Having been with the Lyric for 27 years as a secretary, singer and assistant manager, Krainik knew exactly how to take over when Fox, perilously ill from bone degeneration and increasingly cranky in her final seasons, was asked by the Lyric's board to step down. (Fox died six months later.) Though the Lyric had maintained its place as one of the nation's top three companies (with the Metropolitan in New York and the San Francisco), financial disasters like the 1978 world premiere of Krzysztof Penderecki's Paradise Lost (which cost $1.5 million, or about $1 million more than the average opera) had scared off major contributors. Krainik's plan is to continue experimenting with new works while keeping the evergreen favorites in the repertoire. "You can't go overboard with modern opera," she contends, "because with only seven operas a year, people want to see Boheme, Butterfly and Aïda, and they deserve to see them with great artists singing in them." Accordingly, this fall's season features Tosca with Placido Domingo and Grace Bumbry, Luisa Miller with Luciano Pavarotti, and a lively Madama Butterfly with Broadway producer Harold Prince directing. Aïda—without elephants—will open next fall's season.
The elephant ban is an artistic decision, though, not one of the belt-tightening measures that Krainik has instituted at the Lyric. In house, the costume department and the wigmasters are making everything they can. When set designer Pier Luigi Samaritani wanted to purchase three masks for $1,500 for last season's Don Quichotte by Massenet, Krainik said no. The artist anguished only briefly before making the masks himself. Says Krainik, "Luigi just got into the spirit of things like everyone else." Technical director Roger Hull proudly points out that bolts, which now cost $1 apiece, are rethreaded when they get worn down, rather than discarded.

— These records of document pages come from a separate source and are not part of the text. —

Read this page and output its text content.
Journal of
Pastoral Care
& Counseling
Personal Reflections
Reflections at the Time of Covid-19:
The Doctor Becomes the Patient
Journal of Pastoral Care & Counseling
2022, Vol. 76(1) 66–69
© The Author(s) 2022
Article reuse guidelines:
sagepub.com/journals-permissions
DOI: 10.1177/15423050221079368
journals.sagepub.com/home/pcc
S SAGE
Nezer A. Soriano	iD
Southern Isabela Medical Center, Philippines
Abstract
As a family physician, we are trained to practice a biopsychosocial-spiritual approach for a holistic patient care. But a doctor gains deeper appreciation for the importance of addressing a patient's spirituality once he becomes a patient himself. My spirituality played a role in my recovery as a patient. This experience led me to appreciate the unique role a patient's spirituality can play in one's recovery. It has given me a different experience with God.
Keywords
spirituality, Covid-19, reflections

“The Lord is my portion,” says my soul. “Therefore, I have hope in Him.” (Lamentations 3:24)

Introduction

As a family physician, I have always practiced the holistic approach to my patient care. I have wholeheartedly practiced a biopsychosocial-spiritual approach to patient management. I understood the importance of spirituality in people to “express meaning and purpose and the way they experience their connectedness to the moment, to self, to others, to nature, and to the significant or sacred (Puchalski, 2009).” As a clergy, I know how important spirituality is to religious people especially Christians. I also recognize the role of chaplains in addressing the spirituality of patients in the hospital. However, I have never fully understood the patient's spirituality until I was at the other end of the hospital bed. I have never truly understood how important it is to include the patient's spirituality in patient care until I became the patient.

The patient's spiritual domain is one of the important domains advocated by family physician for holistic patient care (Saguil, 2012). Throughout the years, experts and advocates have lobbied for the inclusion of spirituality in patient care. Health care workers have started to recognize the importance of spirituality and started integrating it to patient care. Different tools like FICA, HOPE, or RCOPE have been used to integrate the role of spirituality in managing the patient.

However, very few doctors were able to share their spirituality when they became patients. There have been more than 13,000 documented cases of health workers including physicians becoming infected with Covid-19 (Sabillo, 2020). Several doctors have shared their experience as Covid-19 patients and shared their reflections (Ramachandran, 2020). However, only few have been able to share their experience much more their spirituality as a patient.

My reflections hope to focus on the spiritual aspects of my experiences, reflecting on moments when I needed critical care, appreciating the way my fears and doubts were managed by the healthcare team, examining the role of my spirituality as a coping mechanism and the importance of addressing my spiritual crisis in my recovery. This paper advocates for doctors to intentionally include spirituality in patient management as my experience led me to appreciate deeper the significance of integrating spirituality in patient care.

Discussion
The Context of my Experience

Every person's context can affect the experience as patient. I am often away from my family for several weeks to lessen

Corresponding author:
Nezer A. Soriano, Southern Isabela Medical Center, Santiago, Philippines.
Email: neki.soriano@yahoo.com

Krainik's secret, friends say, is the proverbial iron hand in a velvet glove. "The manager of an opera company has to be an absolute son of a bitch," says Lee Freeman, the Lyric's general counsel, "but Ardis is personally frugal and a loving person. Her staff wants to make Ardis a success."
Krainik began her penny-pinching in her hometown of Manitowoc, Wis. The daughter of a Mirro executive and an adoring mother who found her precocious, Ardis' energies were channeled into piano, voice, golf and tennis lessons. She majored in theater at Northwestern and returned to study voice. When Carol Fox founded the Lyric in 1954, she hired Krainik as a secretary, not because she could sing but because she could type.
In 1955 Krainik made the chorus at the Lyric, and later she sang minor roles for five years until Fox made her assistant manager. For 20 years Krainik did "whatever Carol didn't want to do that day. There wasn't a single department I wasn't involved in." Ardis was 51 and considering an offer to head the Australian Opera when the Lyric board offered her the top job. In deciding, Krainik, a devout Christian Scientist, concluded, "I am going to put my hand in the Father's and I am going where He takes me."
Because she doesn't allow smoking or drinking in her elegant apartment near Chicago's lakeshore, she seldom entertains at home but loves to party elsewhere. Unmarried ("This is the kind of job you've got to give all of yourself to") and gregarious, Krainik socializes with women friends from her church and the opera board and is escorted by opera-loving bachelors. She does allow herself one personal extravagance—a mink coat. "You have to have one in this business," she rationalizes. "It's like a uniform."